Optimality tests. Transmural ischemic region

Lastly, we report in Tables 10 and 11 the results of optimality tests for increasing ratio H/h. We fix the number of processors (and subdomains) to 64 and we increase the local size H/h from 4 to 24, thus reducing the finite element size h.

Table 10 Optimality tests on slab domain for the Bidomain decoupled solver, transmural ischemic region
Table 11 Optimality tests on ellipsoidal domain for the Bidomain decoupled solver, transmural ischemic region

Since the dual-primal preconditioners have been proven to be spectrally equivalent, we focus only on the performance of BDDC. For both ionic models, we again consider both scalings (ρ-scaling on top, deluxe scaling at bottom of each table) and we test the solver for increasing primal spaces including only vertex constraints (V), vertex and edge constraints (V+E) or vertex, edge and face constraints (V+E+F).

Similar results hold for both geometries, independently of the ionic model employed or the scaling chosen.

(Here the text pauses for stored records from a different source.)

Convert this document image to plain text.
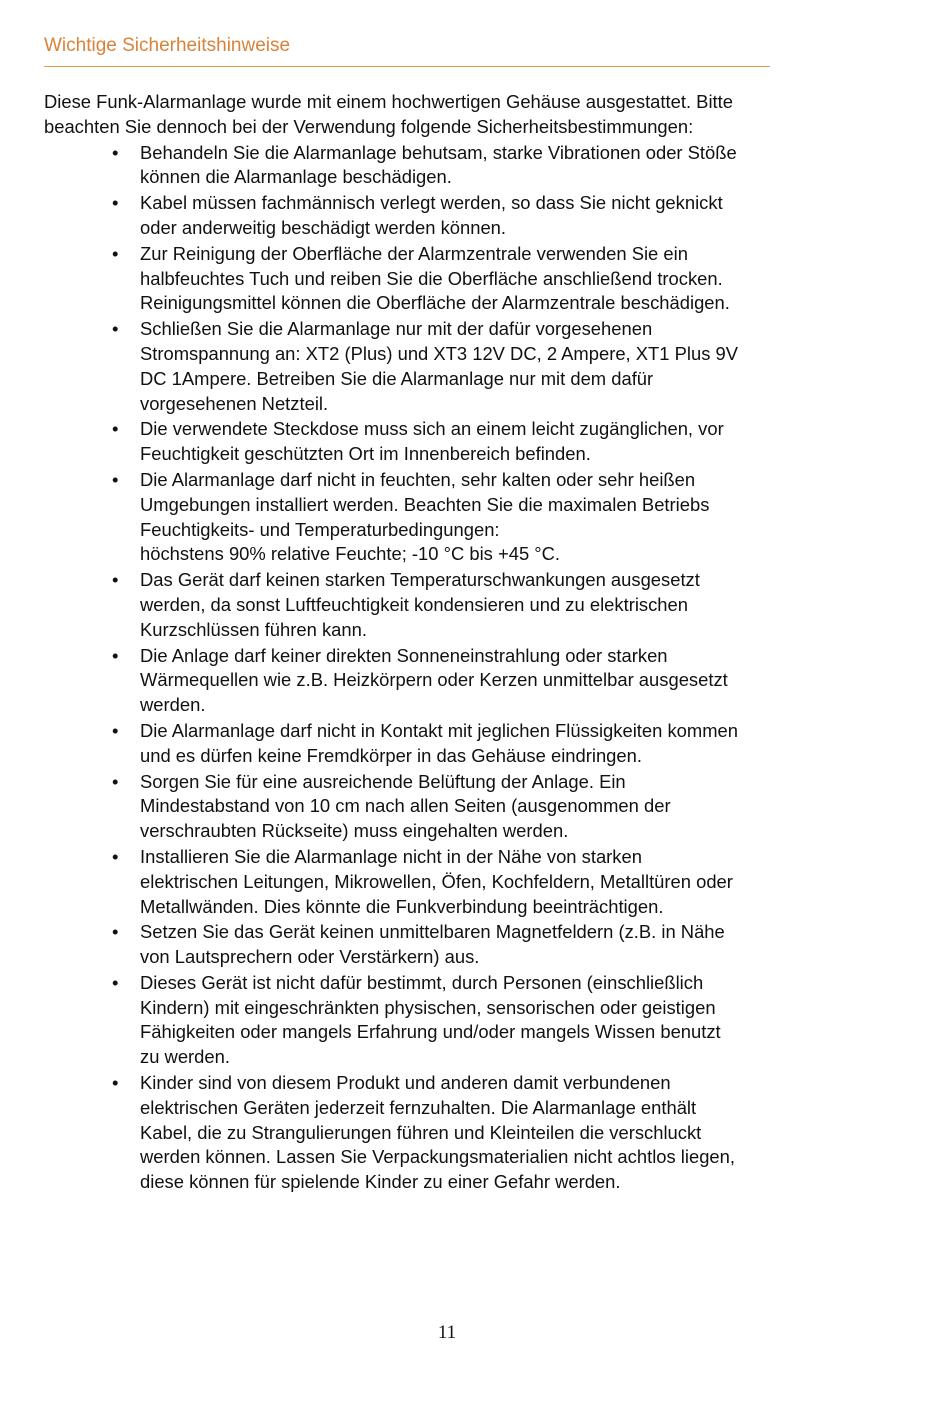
Wichtige Sicherheitshinweise

Diese Funk-Alarmanlage wurde mit einem hochwertigen Gehäuse ausgestattet. Bitte
beachten Sie dennoch bei der Verwendung folgende Sicherheitsbestimmungen:

• Behandeln Sie die Alarmanlage behutsam, starke Vibrationen oder Stöße
können die Alarmanlage beschädigen.
• Kabel müssen fachmännisch verlegt werden, so dass Sie nicht geknickt
oder anderweitig beschädigt werden können.
• Zur Reinigung der Oberfläche der Alarmzentrale verwenden Sie ein
halbfeuchtes Tuch und reiben Sie die Oberfläche anschließend trocken.
Reinigungsmittel können die Oberfläche der Alarmzentrale beschädigen.
• Schließen Sie die Alarmanlage nur mit der dafür vorgesehenen
Stromspannung an: XT2 (Plus) und XT3 12V DC, 2 Ampere, XT1 Plus 9V
DC 1Ampere. Betreiben Sie die Alarmanlage nur mit dem dafür
vorgesehenen Netzteil.
• Die verwendete Steckdose muss sich an einem leicht zugänglichen, vor
Feuchtigkeit geschützten Ort im Innenbereich befinden.
• Die Alarmanlage darf nicht in feuchten, sehr kalten oder sehr heißen
Umgebungen installiert werden. Beachten Sie die maximalen Betriebs
Feuchtigkeits- und Temperaturbedingungen:
höchstens 90% relative Feuchte; -10 °C bis +45 °C.
• Das Gerät darf keinen starken Temperaturschwankungen ausgesetzt
werden, da sonst Luftfeuchtigkeit kondensieren und zu elektrischen
Kurzschlüssen führen kann.
• Die Anlage darf keiner direkten Sonneneinstrahlung oder starken
Wärmequellen wie z.B. Heizkörpern oder Kerzen unmittelbar ausgesetzt
werden.
• Die Alarmanlage darf nicht in Kontakt mit jeglichen Flüssigkeiten kommen
und es dürfen keine Fremdkörper in das Gehäuse eindringen.
• Sorgen Sie für eine ausreichende Belüftung der Anlage. Ein
Mindestabstand von 10 cm nach allen Seiten (ausgenommen der
verschraubten Rückseite) muss eingehalten werden.
• Installieren Sie die Alarmanlage nicht in der Nähe von starken
elektrischen Leitungen, Mikrowellen, Öfen, Kochfeldern, Metalltüren oder
Metallwänden. Dies könnte die Funkverbindung beeinträchtigen.
• Setzen Sie das Gerät keinen unmittelbaren Magnetfeldern (z.B. in Nähe
von Lautsprechern oder Verstärkern) aus.
• Dieses Gerät ist nicht dafür bestimmt, durch Personen (einschließlich
Kindern) mit eingeschränkten physischen, sensorischen oder geistigen
Fähigkeiten oder mangels Erfahrung und/oder mangels Wissen benutzt
zu werden.
• Kinder sind von diesem Produkt und anderen damit verbundenen
elektrischen Geräten jederzeit fernzuhalten. Die Alarmanlage enthält
Kabel, die zu Strangulierungen führen und Kleinteilen die verschluckt
werden können. Lassen Sie Verpackungsmaterialien nicht achtlos liegen,
diese können für spielende Kinder zu einer Gefahr werden.
11
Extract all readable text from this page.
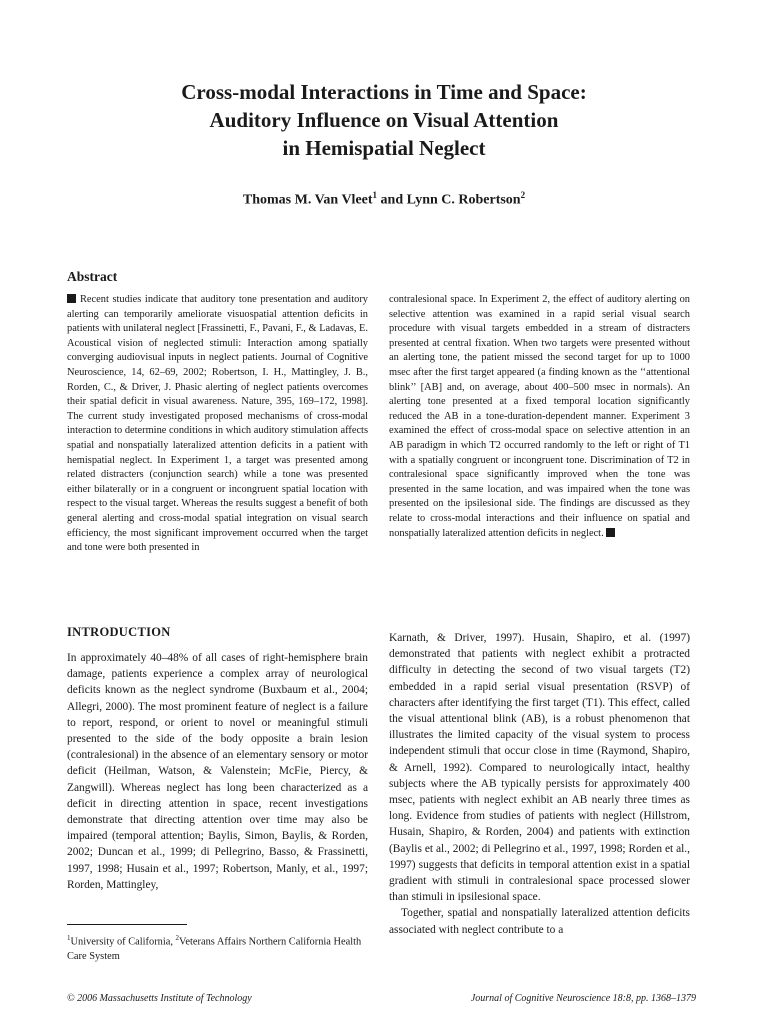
Cross-modal Interactions in Time and Space:
Auditory Influence on Visual Attention
in Hemispatial Neglect

Thomas M. Van Vleet$^1$ and Lynn C. Robertson$^2$

Abstract

Recent studies indicate that auditory tone presentation and auditory alerting can temporarily ameliorate visuospatial attention deficits in patients with unilateral neglect [Frassinetti, F., Pavani, F., & Ladavas, E. Acoustical vision of neglected stimuli: Interaction among spatially converging audiovisual inputs in neglect patients. Journal of Cognitive Neuroscience, 14, 62–69, 2002; Robertson, I. H., Mattingley, J. B., Rorden, C., & Driver, J. Phasic alerting of neglect patients overcomes their spatial deficit in visual awareness. Nature, 395, 169–172, 1998]. The current study investigated proposed mechanisms of cross-modal interaction to determine conditions in which auditory stimulation affects spatial and nonspatially lateralized attention deficits in a patient with hemispatial neglect. In Experiment 1, a target was presented among related distracters (conjunction search) while a tone was presented either bilaterally or in a congruent or incongruent spatial location with respect to the visual target. Whereas the results suggest a benefit of both general alerting and cross-modal spatial integration on visual search efficiency, the most significant improvement occurred when the target and tone were both presented in

contralesional space. In Experiment 2, the effect of auditory alerting on selective attention was examined in a rapid serial visual search procedure with visual targets embedded in a stream of distracters presented at central fixation. When two targets were presented without an alerting tone, the patient missed the second target for up to 1000 msec after the first target appeared (a finding known as the ‘‘attentional blink’’ [AB] and, on average, about 400–500 msec in normals). An alerting tone presented at a fixed temporal location significantly reduced the AB in a tone-duration-dependent manner. Experiment 3 examined the effect of cross-modal space on selective attention in an AB paradigm in which T2 occurred randomly to the left or right of T1 with a spatially congruent or incongruent tone. Discrimination of T2 in contralesional space significantly improved when the tone was presented in the same location, and was impaired when the tone was presented on the ipsilesional side. The findings are discussed as they relate to cross-modal interactions and their influence on spatial and nonspatially lateralized attention deficits in neglect.

INTRODUCTION

In approximately 40–48% of all cases of right-hemisphere brain damage, patients experience a complex array of neurological deficits known as the neglect syndrome (Buxbaum et al., 2004; Allegri, 2000). The most prominent feature of neglect is a failure to report, respond, or orient to novel or meaningful stimuli presented to the side of the body opposite a brain lesion (contralesional) in the absence of an elementary sensory or motor deficit (Heilman, Watson, & Valenstein; McFie, Piercy, & Zangwill). Whereas neglect has long been characterized as a deficit in directing attention in space, recent investigations demonstrate that directing attention over time may also be impaired (temporal attention; Baylis, Simon, Baylis, & Rorden, 2002; Duncan et al., 1999; di Pellegrino, Basso, & Frassinetti, 1997, 1998; Husain et al., 1997; Robertson, Manly, et al., 1997; Rorden, Mattingley,

Karnath, & Driver, 1997). Husain, Shapiro, et al. (1997) demonstrated that patients with neglect exhibit a protracted difficulty in detecting the second of two visual targets (T2) embedded in a rapid serial visual presentation (RSVP) of characters after identifying the first target (T1). This effect, called the visual attentional blink (AB), is a robust phenomenon that illustrates the limited capacity of the visual system to process independent stimuli that occur close in time (Raymond, Shapiro, & Arnell, 1992). Compared to neurologically intact, healthy subjects where the AB typically persists for approximately 400 msec, patients with neglect exhibit an AB nearly three times as long. Evidence from studies of patients with neglect (Hillstrom, Husain, Shapiro, & Rorden, 2004) and patients with extinction (Baylis et al., 2002; di Pellegrino et al., 1997, 1998; Rorden et al., 1997) suggests that deficits in temporal attention exist in a spatial gradient with stimuli in contralesional space processed slower than stimuli in ipsilesional space.

Together, spatial and nonspatially lateralized attention deficits associated with neglect contribute to a

$^1$University of California, $^2$Veterans Affairs Northern California Health Care System

© 2006 Massachusetts Institute of Technology	Journal of Cognitive Neuroscience 18:8, pp. 1368–1379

Despite higher average CPU timings for the deluxe scaling, all the other parameters are similar between the two scalings (the average number of nonlinear iterations are the same, for each ionic model).

If we consider only vertices V in the coarse space, we observe that the number of linear iterations increases with the local size, as shown in Fig. 5. On the other hand, by adding edge and (V+E) and face (V+E+F) constraints in the primal space, we obtain a quasi-optimality condition, where the linear iterations remains bounded, except for the slab geometry with TP06 ionic model, where the ρ-scaling with the full primal space (V+E+F) behaves as the coarsest primal space (V).

Fig. 5
figure 5

Optimality tests on slab and ellipsoidal domains for the Bidomain decoupled solver, transmural ischemic region. Fixed number of subdomains 4 ⋅ 4 ⋅ 4. Increasing local size from 4 ⋅ 4 ⋅ 4 to 24 ⋅ 24 ⋅ 24. GMRES solver preconditioned by BDDC. Rogers–McCulloch (RMC) and Ten Tusscher–Panfilov (TP06) ionic models, in the presence of transmural ischemic region. Comparison between different scaling (dash-dotted ρ-scaling, continuous deluxe scaling) and different primal sets (V = vertices, E = edges, F = faces). Comparison of average number of linear iteration per time step

5 Conclusions

We have reviewed BDDC and FETI-DP preconditioners for fully implicit time discretizations of the Bidomain system, solved through a staggered strategy. We have presented extensive parallel numerical experiments testing the efficiency, scalability and robustness of the solver, both in case of complex ionic models and in the presence of regions with moderate ischemia. The results confirm the validity of the proposed solvers, enlarging the class of available methods for the numerical solution of complex reaction - diffusion models. Future studies should investigate alternatives to the Newton method, by exploring the potentiality of quasi-Newton and inexact-Newton algorithms.